Chapter Three

774 48 6
                                    

"What in God's name was that, Evelyn? Wherever did my gentle and sensible daughter from the past go, leaving this heartless and cold creature in her place? How could you belittle Conan? I cannot figure out how you could humiliate your own mate-"

"FATHER, ENOUGH!" I roared into the empty space of the hall. My head pounded. My chest ached. My eyes stung. I needed to get outside and catch my breath. I couldn't allow my thoughts to be confined by these walls any longer. "Please, do not add to my distress right now. This was not supposed to happen."

He gave me an affronted look. "You dare say you can rule a kingdom when you cannot even handle having a mate? You should have seen your subjects! They despised your little performance. Only your sister had the heart to stay back to comfort poor Conan, and with her, the crowd followed suit. You had no one when she had everyone!"

Hearing that, my jaw tensed. I turned and threw him my iciest gaze — never had I in my life thought I could give my father, the Alpha king, such a look.

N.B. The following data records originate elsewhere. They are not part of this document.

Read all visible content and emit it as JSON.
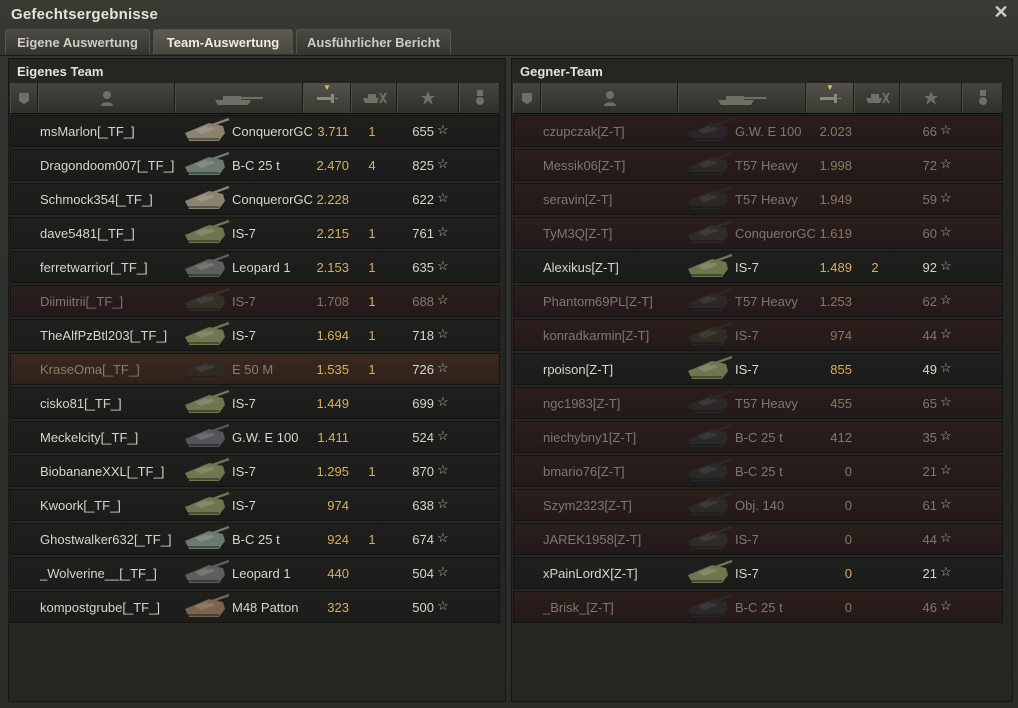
{
  "window": {
    "title": "Gefechtsergebnisse"
  },
  "tabs": [
    {
      "label": "Eigene Auswertung"
    },
    {
      "label": "Team-Auswertung"
    },
    {
      "label": "Ausführlicher Bericht"
    }
  ],
  "own_team": {
    "title": "Eigenes Team",
    "rows": [
      {
        "player": "msMarlon[_TF_]",
        "tank": "ConquerorGC",
        "damage": "3.711",
        "kills": "1",
        "xp": "655",
        "state": "alive",
        "tank_color": "#8a8370"
      },
      {
        "player": "Dragondoom007[_TF_]",
        "tank": "B-C 25 t",
        "damage": "2.470",
        "kills": "4",
        "xp": "825",
        "state": "alive",
        "tank_color": "#6a7a6e"
      },
      {
        "player": "Schmock354[_TF_]",
        "tank": "ConquerorGC",
        "damage": "2.228",
        "kills": "",
        "xp": "622",
        "state": "alive",
        "tank_color": "#8a8370"
      },
      {
        "player": "dave5481[_TF_]",
        "tank": "IS-7",
        "damage": "2.215",
        "kills": "1",
        "xp": "761",
        "state": "alive",
        "tank_color": "#6e7650"
      },
      {
        "player": "ferretwarrior[_TF_]",
        "tank": "Leopard 1",
        "damage": "2.153",
        "kills": "1",
        "xp": "635",
        "state": "alive",
        "tank_color": "#5e5e5a"
      },
      {
        "player": "Diimiitrii[_TF_]",
        "tank": "IS-7",
        "damage": "1.708",
        "kills": "1",
        "xp": "688",
        "state": "dead",
        "tank_color": "#3e4434"
      },
      {
        "player": "TheAlfPzBtl203[_TF_]",
        "tank": "IS-7",
        "damage": "1.694",
        "kills": "1",
        "xp": "718",
        "state": "alive",
        "tank_color": "#6e7650"
      },
      {
        "player": "KraseOma[_TF_]",
        "tank": "E 50 M",
        "damage": "1.535",
        "kills": "1",
        "xp": "726",
        "state": "tk",
        "tank_color": "#2e2e2e"
      },
      {
        "player": "cisko81[_TF_]",
        "tank": "IS-7",
        "damage": "1.449",
        "kills": "",
        "xp": "699",
        "state": "alive",
        "tank_color": "#6e7650"
      },
      {
        "player": "Meckelcity[_TF_]",
        "tank": "G.W. E 100",
        "damage": "1.411",
        "kills": "",
        "xp": "524",
        "state": "alive",
        "tank_color": "#54545a"
      },
      {
        "player": "BiobananeXXL[_TF_]",
        "tank": "IS-7",
        "damage": "1.295",
        "kills": "1",
        "xp": "870",
        "state": "alive",
        "tank_color": "#6e7650"
      },
      {
        "player": "Kwoork[_TF_]",
        "tank": "IS-7",
        "damage": "974",
        "kills": "",
        "xp": "638",
        "state": "alive",
        "tank_color": "#6e7650"
      },
      {
        "player": "Ghostwalker632[_TF_]",
        "tank": "B-C 25 t",
        "damage": "924",
        "kills": "1",
        "xp": "674",
        "state": "alive",
        "tank_color": "#6a7a6e"
      },
      {
        "player": "_Wolverine__[_TF_]",
        "tank": "Leopard 1",
        "damage": "440",
        "kills": "",
        "xp": "504",
        "state": "alive",
        "tank_color": "#5e5e5a"
      },
      {
        "player": "kompostgrube[_TF_]",
        "tank": "M48 Patton",
        "damage": "323",
        "kills": "",
        "xp": "500",
        "state": "alive",
        "tank_color": "#7a6450"
      }
    ]
  },
  "enemy_team": {
    "title": "Gegner-Team",
    "rows": [
      {
        "player": "czupczak[Z-T]",
        "tank": "G.W. E 100",
        "damage": "2.023",
        "kills": "",
        "xp": "66",
        "state": "dead",
        "tank_color": "#2a3038"
      },
      {
        "player": "Messik06[Z-T]",
        "tank": "T57 Heavy",
        "damage": "1.998",
        "kills": "",
        "xp": "72",
        "state": "dead",
        "tank_color": "#2e3230"
      },
      {
        "player": "seravin[Z-T]",
        "tank": "T57 Heavy",
        "damage": "1.949",
        "kills": "",
        "xp": "59",
        "state": "dead",
        "tank_color": "#2e3230"
      },
      {
        "player": "TyM3Q[Z-T]",
        "tank": "ConquerorGC",
        "damage": "1.619",
        "kills": "",
        "xp": "60",
        "state": "dead",
        "tank_color": "#3a3a36"
      },
      {
        "player": "Alexikus[Z-T]",
        "tank": "IS-7",
        "damage": "1.489",
        "kills": "2",
        "xp": "92",
        "state": "alive",
        "tank_color": "#6e7650"
      },
      {
        "player": "Phantom69PL[Z-T]",
        "tank": "T57 Heavy",
        "damage": "1.253",
        "kills": "",
        "xp": "62",
        "state": "dead",
        "tank_color": "#2e3230"
      },
      {
        "player": "konradkarmin[Z-T]",
        "tank": "IS-7",
        "damage": "974",
        "kills": "",
        "xp": "44",
        "state": "dead",
        "tank_color": "#353a2c"
      },
      {
        "player": "rpoison[Z-T]",
        "tank": "IS-7",
        "damage": "855",
        "kills": "",
        "xp": "49",
        "state": "alive",
        "tank_color": "#6e7650"
      },
      {
        "player": "ngc1983[Z-T]",
        "tank": "T57 Heavy",
        "damage": "455",
        "kills": "",
        "xp": "65",
        "state": "dead",
        "tank_color": "#2e3230"
      },
      {
        "player": "niechybny1[Z-T]",
        "tank": "B-C 25 t",
        "damage": "412",
        "kills": "",
        "xp": "35",
        "state": "dead",
        "tank_color": "#2c3638"
      },
      {
        "player": "bmario76[Z-T]",
        "tank": "B-C 25 t",
        "damage": "0",
        "kills": "",
        "xp": "21",
        "state": "dead",
        "tank_color": "#2c3638"
      },
      {
        "player": "Szym2323[Z-T]",
        "tank": "Obj. 140",
        "damage": "0",
        "kills": "",
        "xp": "61",
        "state": "dead",
        "tank_color": "#30362c"
      },
      {
        "player": "JAREK1958[Z-T]",
        "tank": "IS-7",
        "damage": "0",
        "kills": "",
        "xp": "44",
        "state": "dead",
        "tank_color": "#353a2c"
      },
      {
        "player": "xPainLordX[Z-T]",
        "tank": "IS-7",
        "damage": "0",
        "kills": "",
        "xp": "21",
        "state": "alive",
        "tank_color": "#6e7650"
      },
      {
        "player": "_Brisk_[Z-T]",
        "tank": "B-C 25 t",
        "damage": "0",
        "kills": "",
        "xp": "46",
        "state": "dead",
        "tank_color": "#2c3638"
      }
    ]
  },
  "header_icons": [
    "squad-icon",
    "player-icon",
    "tank-icon",
    "damage-icon",
    "kills-icon",
    "xp-icon",
    "medal-icon"
  ],
  "colors": {
    "damage": "#d8b05a",
    "dead_row": "#2b1e1b",
    "alive_row": "#1f1f1d"
  }
}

"Can you ever not compare me to my sister, Father? Did my efforts of being the dutiful first-born daughter mean little to you? I sacrificed that mate bond because I know love will only hinder my rule. Do you not see the lengths I go for this kingdom? Do you not see my sacrifice? Can you not relate to my burden of having people rely on me? Have their entire generation in my thoughts and plans with nothing left for my own?"

"Is that why you have become as you are?" He asked, tone conflicted.

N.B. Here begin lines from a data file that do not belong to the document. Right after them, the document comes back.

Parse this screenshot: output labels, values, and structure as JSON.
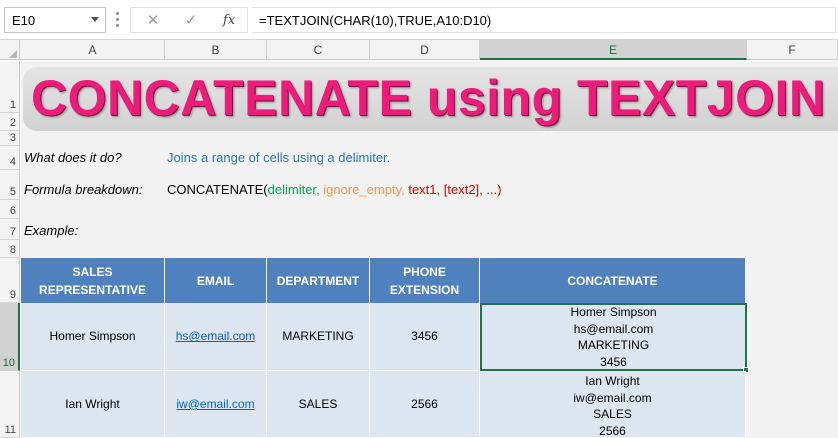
{
  "formula_bar": {
    "name_box": "E10",
    "cancel_icon": "✕",
    "enter_icon": "✓",
    "fx_label": "fx",
    "formula": "=TEXTJOIN(CHAR(10),TRUE,A10:D10)"
  },
  "columns": [
    "A",
    "B",
    "C",
    "D",
    "E",
    "F"
  ],
  "rows": [
    "1",
    "2",
    "3",
    "4",
    "5",
    "6",
    "7",
    "8",
    "9",
    "10",
    "11"
  ],
  "title": "CONCATENATE using TEXTJOIN",
  "what_label": "What does it do?",
  "what_value": "Joins a range of cells using a delimiter.",
  "breakdown_label": "Formula breakdown:",
  "breakdown": {
    "fn": "CONCATENATE(",
    "delimiter": "delimiter",
    "sep1": ", ",
    "ignore_empty": "ignore_empty",
    "sep2": ", ",
    "text1": "text1",
    "sep3": ", ",
    "text2": "[text2]",
    "rest": ", ...)"
  },
  "example_label": "Example:",
  "table": {
    "headers": {
      "rep_line1": "SALES",
      "rep_line2": "REPRESENTATIVE",
      "email": "EMAIL",
      "department": "DEPARTMENT",
      "phone_line1": "PHONE",
      "phone_line2": "EXTENSION",
      "concatenate": "CONCATENATE"
    },
    "rows": [
      {
        "rep": "Homer Simpson",
        "email": "hs@email.com",
        "department": "MARKETING",
        "phone": "3456",
        "concat": [
          "Homer Simpson",
          "hs@email.com",
          "MARKETING",
          "3456"
        ]
      },
      {
        "rep": "Ian Wright",
        "email": "iw@email.com",
        "department": "SALES",
        "phone": "2566",
        "concat": [
          "Ian Wright",
          "iw@email.com",
          "SALES",
          "2566"
        ]
      }
    ]
  },
  "colors": {
    "delimiter": "#00a650",
    "ignore_empty": "#f79646",
    "text_args": "#e00000",
    "description": "#2e75b6",
    "title": "#ed1b7a",
    "header_fill": "#4e81bd",
    "row_fill": "#dce6f1",
    "selection": "#217346"
  }
}
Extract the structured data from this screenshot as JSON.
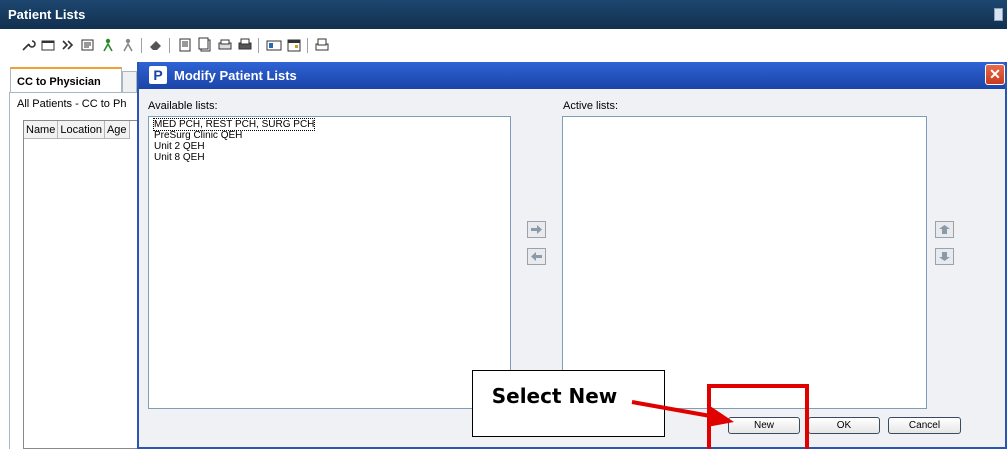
{
  "app": {
    "title": "Patient Lists"
  },
  "toolbar": {
    "icons": [
      "wrench-icon",
      "properties-icon",
      "forward-icon",
      "list-icon",
      "person-add-icon",
      "person-remove-icon",
      "eraser-icon",
      "document-icon",
      "document-copy-icon",
      "print-preview-icon",
      "print-multi-icon",
      "card-icon",
      "calendar-icon",
      "print-icon"
    ]
  },
  "left_panel": {
    "tab_label": "CC to Physician",
    "list_name": "All Patients - CC to Ph",
    "columns": [
      "Name",
      "Location",
      "Age"
    ]
  },
  "dialog": {
    "title": "Modify Patient Lists",
    "title_icon": "P",
    "close": "✕",
    "available_label": "Available lists:",
    "active_label": "Active lists:",
    "available_items": [
      "MED PCH, REST PCH, SURG PCH",
      "PreSurg Clinic QEH",
      "Unit 2 QEH",
      "Unit 8 QEH"
    ],
    "active_items": [],
    "buttons": {
      "new": "New",
      "ok": "OK",
      "cancel": "Cancel"
    }
  },
  "annotation": {
    "text": "Select New",
    "color": "#e00000"
  }
}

"Yes." I admitted, sadness slipping out despite my best effort to push it down. "Being a ray of sunshine doesn't mean the people will obey. Many will see it as a weakness, take advantage of it, and I cannot be weak for that."

"Evelyn... the people will not listen to a tyrant. Rule with an iron fist, yes, but show humility. Be strong, but demonstrate a certain softness. Show them there is something to love, because I know, as your father, such a thing exists within you." He leaned forward, cupping my cheek with his hand. "Otherwise, dear, they will view you with resentment. Even the most loyal of dogs will not answer to cruel owners."

I slapped him away, glaring at him through teary vision. "That's where you're wrong. Tyrant or not, they will listen to me because this is my destiny. And you know what? You're right. I have no one. But for the longest time, I have thought that at least you can understand what I'm going through. Now, I have grown past the phase of self-pity and allowed loneliness to be my company. The people will follow me, as their next Alpha, even if it is created from their fear. I will make them."

I sucked in a jagged breath. For a few moments, my father just stared at me. Then, with a disappointed shake of his head, he left. I stood there, alone in the middle of the hall, as I listened the fading sound of his heavy footsteps, and despite my best effort to justify my actions, I felt a twang of guilt in my heart. I returned to my room in an attempt to clear my thoughts, but it caused me more stress as I heard the bustling sounds on the other side. Words of how discouraged my father was and how I have been such a heartless person to have been dishonoured the palace and Conan. I clenched my jaw, body trembling in burning hatred but not entirely sure who or what cause it.

What is me? Was I the problem?

Another wave of guilt came along with a rush of sadness. It was I that should feel dishonoured; it was I that should feel resentful with how the palace assumed as if I was nothing without my mate — that I held no meaning; to the throne, to the people, to my father.

I was competent, intellectually strategic. I could debate with the council and win, discuss treaty with other kingdoms and win them over, fight a war and return victorious. Where did 'mate' fit into any of that?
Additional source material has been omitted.